What are the trunks you are using?

Calls to landlines go out on SIP trunks through Hostcomm. We only have about 6 phones, and have 6 trunks.

Calls to landlines go out on 2 GSM trunks (via Vodafone UK and a GSM gateway).

I haven’t yet determined from the users if the issues are specific to calls to landlines or calls to mobiles.

So it’s echo not not jitter? Check your echo settings on your gateway assuming you have landlines. Normally I think echo cancellation is controlled in the gateway. If you have multiple points trying to control the echo they’ll fight each other and can make it worse. Entering dahdi_cfg -vv from the # prompt may give you some clues.

On the other hand, if it’s jitter go to the Settings/Asterisk SIP Settings menu and scroll down to the jitter buffer. Enable it and force it to yes with adaptive implementation and a jitter buffer size of 300 with a 500 threshold and see if that helps. I know… jitter and not echo but sometimes people confuse the two.
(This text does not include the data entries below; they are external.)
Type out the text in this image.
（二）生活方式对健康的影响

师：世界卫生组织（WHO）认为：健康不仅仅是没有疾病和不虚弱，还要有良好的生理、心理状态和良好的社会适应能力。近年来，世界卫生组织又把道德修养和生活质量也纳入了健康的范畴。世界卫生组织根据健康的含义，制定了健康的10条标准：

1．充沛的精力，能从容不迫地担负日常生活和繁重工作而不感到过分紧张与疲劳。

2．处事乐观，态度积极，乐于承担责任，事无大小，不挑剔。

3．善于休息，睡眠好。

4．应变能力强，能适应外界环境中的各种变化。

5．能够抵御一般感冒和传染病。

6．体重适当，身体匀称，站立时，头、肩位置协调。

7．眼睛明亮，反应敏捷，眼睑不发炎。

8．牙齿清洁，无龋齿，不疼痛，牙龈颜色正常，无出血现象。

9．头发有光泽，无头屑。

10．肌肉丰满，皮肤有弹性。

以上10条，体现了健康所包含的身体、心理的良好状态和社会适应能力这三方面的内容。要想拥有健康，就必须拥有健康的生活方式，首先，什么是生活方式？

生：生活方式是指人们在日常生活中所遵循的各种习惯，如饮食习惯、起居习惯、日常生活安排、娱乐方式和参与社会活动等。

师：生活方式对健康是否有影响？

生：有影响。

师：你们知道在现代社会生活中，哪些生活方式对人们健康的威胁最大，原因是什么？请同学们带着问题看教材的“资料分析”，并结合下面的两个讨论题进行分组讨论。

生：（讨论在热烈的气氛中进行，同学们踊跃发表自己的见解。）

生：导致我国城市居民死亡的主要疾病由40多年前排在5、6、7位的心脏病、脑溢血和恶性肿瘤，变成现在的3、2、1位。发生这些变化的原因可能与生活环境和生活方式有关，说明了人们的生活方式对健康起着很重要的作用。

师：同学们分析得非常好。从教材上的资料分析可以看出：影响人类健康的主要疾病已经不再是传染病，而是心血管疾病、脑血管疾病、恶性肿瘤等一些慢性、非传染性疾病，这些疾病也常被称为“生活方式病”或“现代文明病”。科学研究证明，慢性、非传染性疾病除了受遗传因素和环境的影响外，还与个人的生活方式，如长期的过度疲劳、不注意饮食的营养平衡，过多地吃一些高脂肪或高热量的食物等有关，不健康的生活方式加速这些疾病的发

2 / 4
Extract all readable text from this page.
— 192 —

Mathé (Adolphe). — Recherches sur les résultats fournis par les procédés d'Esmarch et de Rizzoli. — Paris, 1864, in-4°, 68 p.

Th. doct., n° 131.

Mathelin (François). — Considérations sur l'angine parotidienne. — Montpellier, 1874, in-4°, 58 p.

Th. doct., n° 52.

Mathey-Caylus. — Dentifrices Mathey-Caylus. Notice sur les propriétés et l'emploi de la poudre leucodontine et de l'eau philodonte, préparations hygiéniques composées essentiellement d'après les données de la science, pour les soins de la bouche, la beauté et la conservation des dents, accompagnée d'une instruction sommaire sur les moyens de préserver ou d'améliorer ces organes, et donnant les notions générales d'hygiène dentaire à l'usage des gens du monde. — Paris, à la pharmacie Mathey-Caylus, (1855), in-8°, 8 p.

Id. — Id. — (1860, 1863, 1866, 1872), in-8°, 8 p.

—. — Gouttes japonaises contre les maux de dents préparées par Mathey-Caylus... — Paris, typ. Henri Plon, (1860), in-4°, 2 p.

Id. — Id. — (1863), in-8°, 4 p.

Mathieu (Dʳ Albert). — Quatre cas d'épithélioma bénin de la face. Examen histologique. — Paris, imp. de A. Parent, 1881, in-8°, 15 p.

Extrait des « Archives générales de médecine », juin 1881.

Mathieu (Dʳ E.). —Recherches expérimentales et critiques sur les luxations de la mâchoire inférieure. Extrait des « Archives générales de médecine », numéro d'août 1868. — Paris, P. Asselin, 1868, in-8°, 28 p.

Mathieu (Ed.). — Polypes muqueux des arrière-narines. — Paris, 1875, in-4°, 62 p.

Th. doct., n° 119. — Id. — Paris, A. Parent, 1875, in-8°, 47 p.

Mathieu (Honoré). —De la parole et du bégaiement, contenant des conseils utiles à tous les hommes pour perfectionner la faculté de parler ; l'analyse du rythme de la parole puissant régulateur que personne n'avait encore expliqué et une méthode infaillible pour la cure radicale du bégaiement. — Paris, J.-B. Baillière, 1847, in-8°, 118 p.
I should have also mentioned the echo test. If you press *43 from the phone you can get a feel for the echo. It will of course have one so what you’re looking for is the length of the delay and consistency of the delay. You should hear your voice with just a short delay.

Thanks Jerry.
I have never experienced the issue myself, so I don’t know if its echo or Jitter…that said, I have made the ‘Jitter’ changes you suggested, so hopefully that may solve it.

I am not sure where the echo settings are…you say on my gateway, sorry but not sure of the terminology, what is my gateway? The router?

Regards

Mark.

Some people have physical phone lines which they use with their FreeBPX box. The device that converts those physical lines into usable VOIP lines is a Gateway. If you don’t have physical phone lines from the local phone company then you don’t have a gateway. Your only connection is to your VOIP provider and you connect to them using a “Trunk” in FreePBX. Make sense? Many people will have both a trunk and a gateway as they use a combination of physical lines and VOIP (usually with the physical lines being a backup line in case of Internet failure, but not always the case). And some people will have multiple trunk lines because they get better rates from different providers, or want redundancy.

You’ve got a great phone system there. It does more than you probably ever imagined but there is a bit of a learning curve. You’ll be fine.